Oleh Dr. Ivan Hanafi,
MPd
Lektor Kepala
Kemendiknas
Pentingnya
Pancasila dalam kehidupan berbangsa dan bernegara di Indonesia tertuang dalam
pembukaan UUD 1945 yang mengamanatkan Pancasila sebagai dasar negara dan
panddangan hidup bangsa Indonesia. pancasila harus diimplementasikan ke dalam
kehidupan nyata. Bagaimana dengan realitanya?
Saat
ini bangsa Indonesia berada pada masa krisis multidimensi. Krisis moneter,
ekonomi, dan politik menjalar pada krisis moral dan budaya. Masyarakat seakan
kehilangan orientasi nilai. Societal
terorism muncul dalam berbagai fenomena. Mosaik Indonesia retak dan meretas
jahitan busana Indonesia. bangsa yang dahulu dikenal dengan keramahannya,
sekarang menjadi krisis identitas. Krisis nilai-nilai luhur dalam budaya kita
membuat identitas nasional dipertanyakan kredibilitasnya. Pancasila sebagai
dasar negara dijadikan satire, secara
sadar atau tidak mulai dilupakan fungsinya. Primordialisme kesukuan atau
keagamaan tumbuh untuk saling menunjukkan eksistensi dan jati dirinya.
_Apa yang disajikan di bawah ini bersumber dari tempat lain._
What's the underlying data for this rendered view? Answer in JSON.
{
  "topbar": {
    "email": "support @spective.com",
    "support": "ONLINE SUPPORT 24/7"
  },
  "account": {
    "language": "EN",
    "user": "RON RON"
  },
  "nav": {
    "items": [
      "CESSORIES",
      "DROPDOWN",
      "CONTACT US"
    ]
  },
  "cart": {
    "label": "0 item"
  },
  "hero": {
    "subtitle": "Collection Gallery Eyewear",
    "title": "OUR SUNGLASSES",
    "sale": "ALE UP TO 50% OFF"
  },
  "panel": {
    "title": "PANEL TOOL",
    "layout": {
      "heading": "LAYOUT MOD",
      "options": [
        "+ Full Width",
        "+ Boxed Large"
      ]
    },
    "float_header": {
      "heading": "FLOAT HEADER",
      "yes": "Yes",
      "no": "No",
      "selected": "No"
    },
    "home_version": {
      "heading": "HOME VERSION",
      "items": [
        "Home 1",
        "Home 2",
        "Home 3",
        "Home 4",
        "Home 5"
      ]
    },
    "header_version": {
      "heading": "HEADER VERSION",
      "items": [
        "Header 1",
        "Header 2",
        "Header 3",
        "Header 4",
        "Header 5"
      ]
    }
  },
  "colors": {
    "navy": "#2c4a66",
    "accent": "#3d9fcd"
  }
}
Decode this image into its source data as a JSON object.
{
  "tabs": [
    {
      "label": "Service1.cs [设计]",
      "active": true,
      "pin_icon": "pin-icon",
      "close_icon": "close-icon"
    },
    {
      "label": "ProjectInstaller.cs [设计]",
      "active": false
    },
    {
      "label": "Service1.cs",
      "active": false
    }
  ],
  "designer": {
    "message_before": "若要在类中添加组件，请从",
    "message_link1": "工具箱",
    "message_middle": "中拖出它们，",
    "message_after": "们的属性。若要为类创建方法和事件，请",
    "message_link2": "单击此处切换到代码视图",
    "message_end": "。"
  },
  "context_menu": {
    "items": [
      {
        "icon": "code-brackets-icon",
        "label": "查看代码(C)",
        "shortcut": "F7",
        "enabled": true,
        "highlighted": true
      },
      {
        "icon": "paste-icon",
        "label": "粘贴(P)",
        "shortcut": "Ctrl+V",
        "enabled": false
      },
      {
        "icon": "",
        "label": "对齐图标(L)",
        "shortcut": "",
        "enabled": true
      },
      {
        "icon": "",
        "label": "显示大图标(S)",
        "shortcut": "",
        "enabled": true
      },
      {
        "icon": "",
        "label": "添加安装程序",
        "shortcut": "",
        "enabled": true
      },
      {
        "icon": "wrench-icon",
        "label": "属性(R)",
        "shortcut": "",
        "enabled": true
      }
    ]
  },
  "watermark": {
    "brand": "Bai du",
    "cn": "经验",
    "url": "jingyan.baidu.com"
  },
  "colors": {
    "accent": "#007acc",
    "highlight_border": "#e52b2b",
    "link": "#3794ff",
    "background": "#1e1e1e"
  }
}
Masyarakat mengalami dekadensi serta disintegrasi etika dan moral yang
implikasinya terasa di berbagai aspek kehidupan.
Penanaman
dan penguatan nilai pancasila dapat dilakukan melalui pendidikan pancasila.
Pendidikan pancasila dapat menjadi forum untuk mentradisikan budaya dialog dan
dialog budaya untuk mengantisipasi ekskulvisisme, primordialisme kesukuan dan
keagamaan. Pancasila sebagai dasar negara bukan lagi alternatif, melainkan
suatu imperatif bagi kelestarian NKRI. Fenomena keseharian menunjukkan perilaku
masyarakat belum sejalan dengan karakter bangsa yang berdasarkan falsafah
pancasila. Oleh karena itu, perlu revitalisasi pembangunan karakter bangsa.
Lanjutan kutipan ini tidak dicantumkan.